I’d expected a rattled and diminished man, but Simon was the same dapper, witty Englishman. He told me that the first thing he’d done after the diagnosis was to start smoking again, since he liked smoking and was going to die anyway. Next he bought the most outlandishly expensive chair he could find, to read in. Rolling a cigarette, he sat back in that overstuffed chair, which felt like it took up most of the living room, and told me: “It really is true: You get what you pay for. I intend to be carried out in it.”
He described in great detail what it feels like having emphysema. He told me a hilarious story about a door-to-door salesman coming to his house and demonstrating a state-of-the-art vacuum; Simon regretfully told the salesman he wasn’t going to buy it because that was probably the last time his house would ever be vacuumed. We talked about books and about art again, and then I left. I knew I’d never see him again, but he was so calm he made that feel normal somehow.
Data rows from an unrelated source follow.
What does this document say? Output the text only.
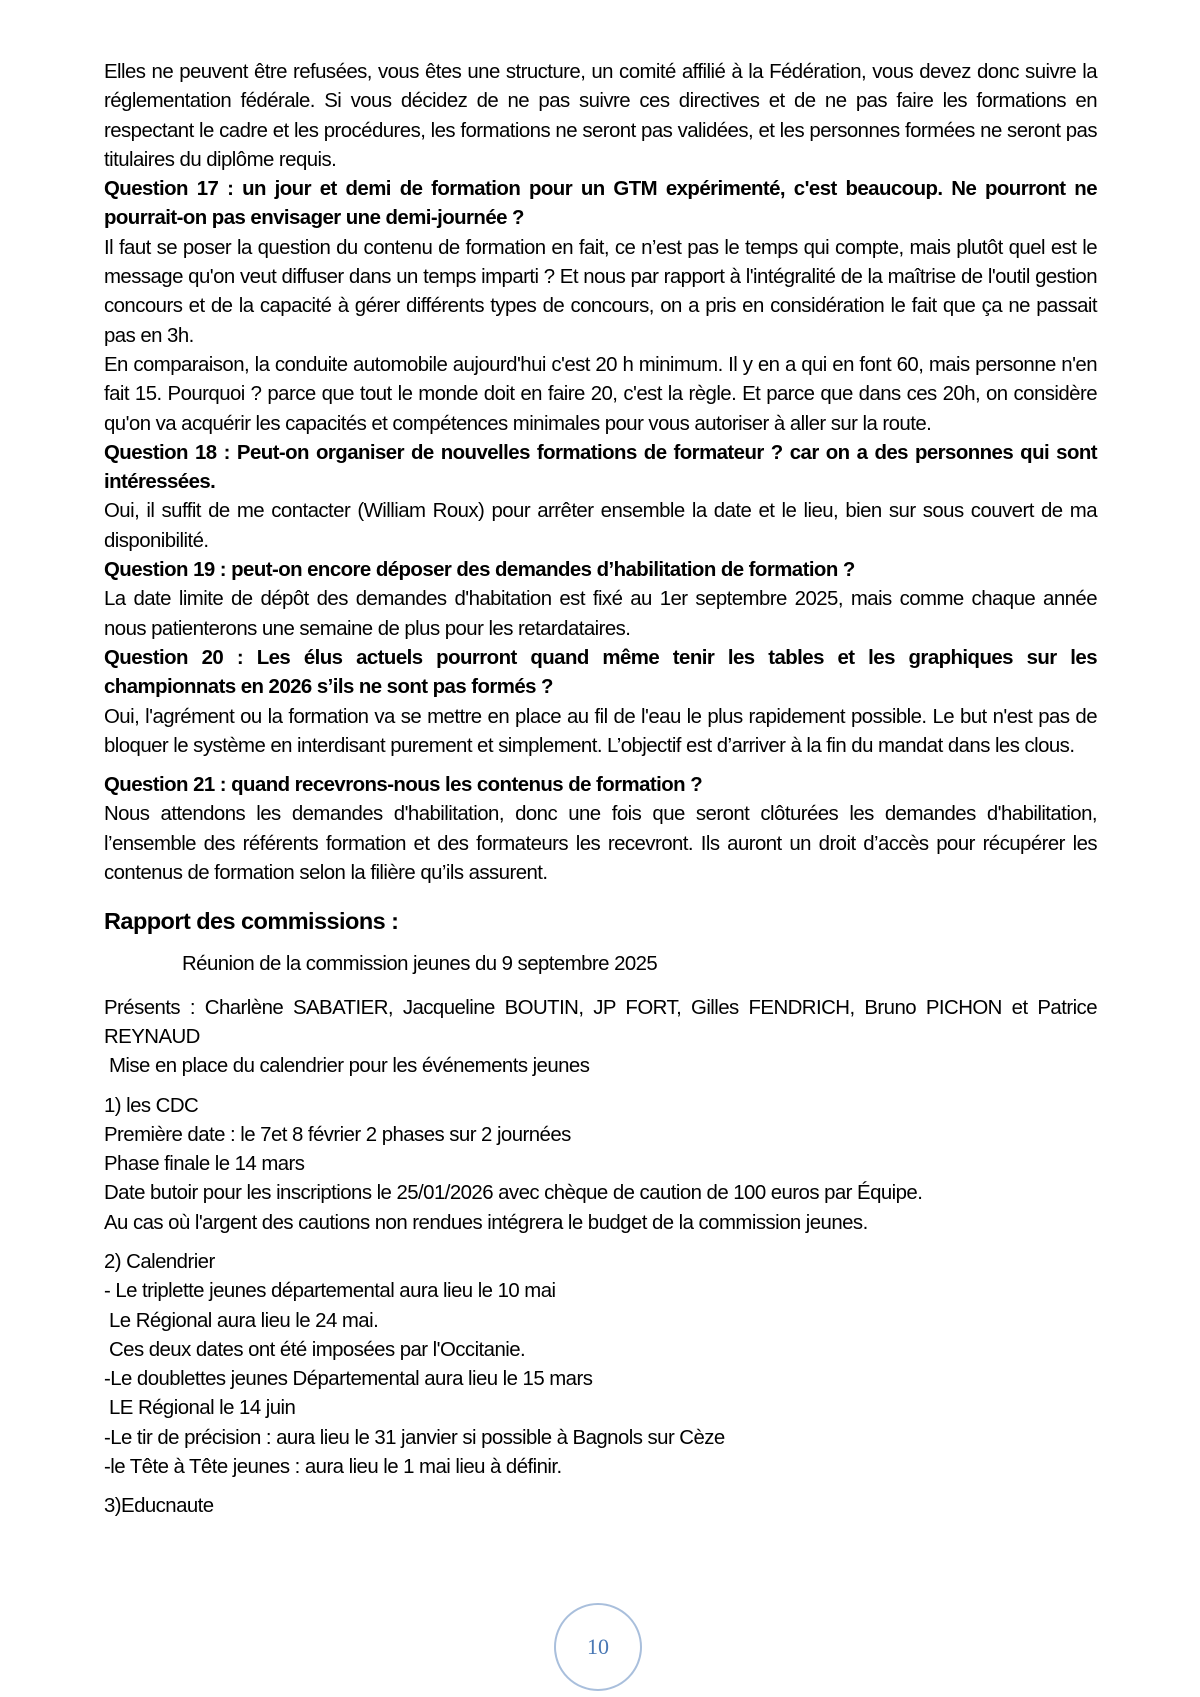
Elles ne peuvent être refusées, vous êtes une structure, un comité affilié à la Fédération, vous devez donc suivre la réglementation fédérale. Si vous décidez de ne pas suivre ces directives et de ne pas faire les formations en respectant le cadre et les procédures, les formations ne seront pas validées, et les personnes formées ne seront pas titulaires du diplôme requis.

Question 17 : un jour et demi de formation pour un GTM expérimenté, c'est beaucoup. Ne pourront ne pourrait-on pas envisager une demi-journée ?

Il faut se poser la question du contenu de formation en fait, ce n’est pas le temps qui compte, mais plutôt quel est le message qu'on veut diffuser dans un temps imparti ? Et nous par rapport à l'intégralité de la maîtrise de l'outil gestion concours et de la capacité à gérer différents types de concours, on a pris en considération le fait que ça ne passait pas en 3h.

En comparaison, la conduite automobile aujourd'hui c'est 20 h minimum. Il y en a qui en font 60, mais personne n'en fait 15. Pourquoi ? parce que tout le monde doit en faire 20, c'est la règle. Et parce que dans ces 20h, on considère qu'on va acquérir les capacités et compétences minimales pour vous autoriser à aller sur la route.

Question 18 : Peut-on organiser de nouvelles formations de formateur ? car on a des personnes qui sont intéressées.

Oui, il suffit de me contacter (William Roux) pour arrêter ensemble la date et le lieu, bien sur sous couvert de ma disponibilité.

Question 19 : peut-on encore déposer des demandes d’habilitation de formation ?

La date limite de dépôt des demandes d'habitation est fixé au 1er septembre 2025, mais comme chaque année nous patienterons une semaine de plus pour les retardataires.

Question 20 : Les élus actuels pourront quand même tenir les tables et les graphiques sur les championnats en 2026 s’ils ne sont pas formés ?

Oui, l'agrément ou la formation va se mettre en place au fil de l'eau le plus rapidement possible. Le but n'est pas de bloquer le système en interdisant purement et simplement. L’objectif est d’arriver à la fin du mandat dans les clous.

Question 21 : quand recevrons-nous les contenus de formation ?

Nous attendons les demandes d'habilitation, donc une fois que seront clôturées les demandes d'habilitation, l’ensemble des référents formation et des formateurs les recevront. Ils auront un droit d’accès pour récupérer les contenus de formation selon la filière qu’ils assurent.

Rapport des commissions :

Réunion de la commission jeunes du 9 septembre 2025

Présents : Charlène SABATIER, Jacqueline BOUTIN, JP FORT, Gilles FENDRICH, Bruno PICHON et Patrice REYNAUD

Mise en place du calendrier pour les événements jeunes

1) les CDC

Première date : le 7et 8 février 2 phases sur 2 journées

Phase finale le 14 mars

Date butoir pour les inscriptions le 25/01/2026 avec chèque de caution de 100 euros par Équipe.

Au cas où l'argent des cautions non rendues intégrera le budget de la commission jeunes.

2) Calendrier

- Le triplette jeunes départemental aura lieu le 10 mai

Le Régional aura lieu le 24 mai.

Ces deux dates ont été imposées par l'Occitanie.

-Le doublettes jeunes Départemental aura lieu le 15 mars

LE Régional le 14 juin

-Le tir de précision : aura lieu le 31 janvier si possible à Bagnols sur Cèze

-le Tête à Tête jeunes : aura lieu le 1 mai lieu à définir.

3)Educnaute

10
I had charged into college with a head full of European modernists only to discover that nothing could have been more out of fashion. Frustrated and constricted, I decided that I wanted to do something my peers would find disreputable, so I started a rock band again. I wanted to fuse the language and complexity of literature with the scrappy immediacy of rock ’n’ roll, and I wanted to bring to rock singing the hypnotic quality I’d heard in the cassettes Simon had assigned me. I named the band Okkervil River, after a short story by Tatyana Tolstaya.